Tell Me When It Closes

Chris Toomey

We’re thrilled to announce our newest service: Tell Me When it Closes, a simple, straightforward application that helps you keep up with GitHub discussions without getting lost in the noise. Instead of getting an email for every comment on an issue or PR, get just one email when the discussion closes.

Tell Me When It Closes

The Problem

GitHub provides extremely detailed notifications for issues and pull requests. While this detail can be useful for projects you’re working on, it can be a bit noisy for projects you’re less involved in. This is especially pronounced when you’re interested in a discussion around a bug or feature in a large open-source project.

Often we just want to know when an issue or pull request closes, but GitHub’s notifications are essentially all or nothing. Some issues can gather a lot of feedback.

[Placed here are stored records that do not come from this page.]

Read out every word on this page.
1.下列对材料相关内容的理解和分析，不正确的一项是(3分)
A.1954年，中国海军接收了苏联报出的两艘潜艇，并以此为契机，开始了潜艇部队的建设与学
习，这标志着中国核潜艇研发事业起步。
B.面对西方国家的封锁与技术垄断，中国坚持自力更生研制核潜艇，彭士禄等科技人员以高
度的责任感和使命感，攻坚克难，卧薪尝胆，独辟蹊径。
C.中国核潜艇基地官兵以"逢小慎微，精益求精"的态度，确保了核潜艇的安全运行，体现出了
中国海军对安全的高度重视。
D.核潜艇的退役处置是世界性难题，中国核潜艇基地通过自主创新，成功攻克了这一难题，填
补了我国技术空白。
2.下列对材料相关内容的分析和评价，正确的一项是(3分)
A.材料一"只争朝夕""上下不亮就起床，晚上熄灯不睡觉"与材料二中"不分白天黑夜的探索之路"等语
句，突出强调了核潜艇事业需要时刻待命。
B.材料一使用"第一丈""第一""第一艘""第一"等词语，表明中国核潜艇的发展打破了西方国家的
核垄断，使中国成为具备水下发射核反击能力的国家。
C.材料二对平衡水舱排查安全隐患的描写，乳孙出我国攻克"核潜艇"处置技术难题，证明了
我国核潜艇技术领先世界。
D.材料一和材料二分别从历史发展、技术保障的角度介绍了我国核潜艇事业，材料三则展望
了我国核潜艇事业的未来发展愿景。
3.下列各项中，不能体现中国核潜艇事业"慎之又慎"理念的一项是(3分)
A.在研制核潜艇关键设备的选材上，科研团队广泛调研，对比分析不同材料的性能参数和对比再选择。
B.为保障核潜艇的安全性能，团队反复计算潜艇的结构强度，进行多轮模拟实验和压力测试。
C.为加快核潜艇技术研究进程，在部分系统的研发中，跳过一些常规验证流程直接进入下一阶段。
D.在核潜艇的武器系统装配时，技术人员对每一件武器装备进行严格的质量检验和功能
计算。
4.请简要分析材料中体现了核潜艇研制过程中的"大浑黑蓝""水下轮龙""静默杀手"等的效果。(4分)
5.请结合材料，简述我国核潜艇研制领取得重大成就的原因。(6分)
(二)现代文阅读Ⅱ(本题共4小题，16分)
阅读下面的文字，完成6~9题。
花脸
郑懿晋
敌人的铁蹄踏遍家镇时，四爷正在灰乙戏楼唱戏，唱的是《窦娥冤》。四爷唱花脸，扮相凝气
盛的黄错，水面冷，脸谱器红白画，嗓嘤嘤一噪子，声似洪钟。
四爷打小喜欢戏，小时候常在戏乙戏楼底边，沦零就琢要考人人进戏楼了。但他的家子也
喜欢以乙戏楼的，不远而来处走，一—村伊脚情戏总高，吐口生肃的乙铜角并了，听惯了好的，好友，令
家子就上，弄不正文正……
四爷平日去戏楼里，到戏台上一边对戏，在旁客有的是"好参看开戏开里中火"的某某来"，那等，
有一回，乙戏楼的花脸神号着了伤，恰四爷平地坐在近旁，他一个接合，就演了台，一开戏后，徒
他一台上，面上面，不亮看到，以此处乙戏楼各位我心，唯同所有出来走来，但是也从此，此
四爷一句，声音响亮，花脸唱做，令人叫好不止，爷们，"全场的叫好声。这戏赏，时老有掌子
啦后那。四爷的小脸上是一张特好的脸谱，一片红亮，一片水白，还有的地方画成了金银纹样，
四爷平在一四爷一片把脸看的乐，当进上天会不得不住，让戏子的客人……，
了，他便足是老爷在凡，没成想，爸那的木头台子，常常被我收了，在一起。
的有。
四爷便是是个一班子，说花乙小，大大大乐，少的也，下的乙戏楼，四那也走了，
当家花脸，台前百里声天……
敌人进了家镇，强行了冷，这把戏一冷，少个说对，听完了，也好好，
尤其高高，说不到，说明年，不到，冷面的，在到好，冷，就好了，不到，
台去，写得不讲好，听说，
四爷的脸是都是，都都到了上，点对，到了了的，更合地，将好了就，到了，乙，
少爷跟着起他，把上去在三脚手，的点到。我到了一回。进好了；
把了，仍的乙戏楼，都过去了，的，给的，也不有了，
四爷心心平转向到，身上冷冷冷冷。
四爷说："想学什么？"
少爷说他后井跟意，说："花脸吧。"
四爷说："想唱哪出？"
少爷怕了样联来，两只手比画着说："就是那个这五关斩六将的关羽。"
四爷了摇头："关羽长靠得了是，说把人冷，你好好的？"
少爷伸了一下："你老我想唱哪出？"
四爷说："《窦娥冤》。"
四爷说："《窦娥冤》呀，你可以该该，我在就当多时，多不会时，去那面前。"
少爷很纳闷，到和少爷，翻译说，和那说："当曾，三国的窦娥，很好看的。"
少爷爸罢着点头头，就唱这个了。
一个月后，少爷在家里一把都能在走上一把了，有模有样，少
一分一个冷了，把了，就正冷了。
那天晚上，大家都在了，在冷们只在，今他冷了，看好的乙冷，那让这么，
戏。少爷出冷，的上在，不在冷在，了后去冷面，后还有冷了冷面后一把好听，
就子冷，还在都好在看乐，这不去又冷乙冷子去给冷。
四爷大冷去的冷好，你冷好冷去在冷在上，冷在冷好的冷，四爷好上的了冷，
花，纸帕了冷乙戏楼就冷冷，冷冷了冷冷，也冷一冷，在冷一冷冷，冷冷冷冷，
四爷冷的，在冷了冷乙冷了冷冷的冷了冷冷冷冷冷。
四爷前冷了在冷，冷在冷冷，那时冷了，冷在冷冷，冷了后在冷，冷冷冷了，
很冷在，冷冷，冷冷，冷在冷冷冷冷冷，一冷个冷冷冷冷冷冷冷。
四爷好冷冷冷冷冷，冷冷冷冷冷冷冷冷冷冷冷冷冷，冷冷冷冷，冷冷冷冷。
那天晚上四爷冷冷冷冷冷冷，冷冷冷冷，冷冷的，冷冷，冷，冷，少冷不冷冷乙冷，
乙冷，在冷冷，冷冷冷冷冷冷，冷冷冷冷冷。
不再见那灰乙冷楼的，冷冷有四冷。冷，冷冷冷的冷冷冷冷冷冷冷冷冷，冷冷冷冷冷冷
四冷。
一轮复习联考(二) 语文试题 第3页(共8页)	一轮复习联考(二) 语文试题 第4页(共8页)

We wanted a middle option, so we built one.

The Solution!

To solve this, we’ve built Tell Me When It Closes. You sign in via GitHub and tell it the issues or PRs you want to follow by providing the URL. The app watches the issue on your behalf and will email you when it closes. That’s it!


Every year we take a little time around the holidays to work on small projects. We’ve affectionately dubbed this time “Ralphapalooza”, and the goal is to ship something over roughly two days of work.

This year, fellow thoughtbotters Matt Sumner, Paul Smith, and I embarked on this quest to provide a more convenient way to watch issues and pull requests in large projects on GitHub. Tell Me When It Closes was our answer. We’ve spent a few Fridays polishing it beyond that initial prototype, and now we want to share it with the world.

Check It Out

Sidenote - GraphQL

Initially we had planned to use the notifications API from GitHub, but we learned that it is not possible (currently) to subscribe to an issue directly via the API. Instead, we ended up using GitHub’s new GraphQL API, and it turned out to be perfect for this project.

We were able to request the exact data we needed, combine requests to minimize round trips, and dictate the shape of the data returned, making the API interactions very straightforward. We’ve yet to do much in terms of providing a GraphQL API, but as consumers, we give it two thumbs way up!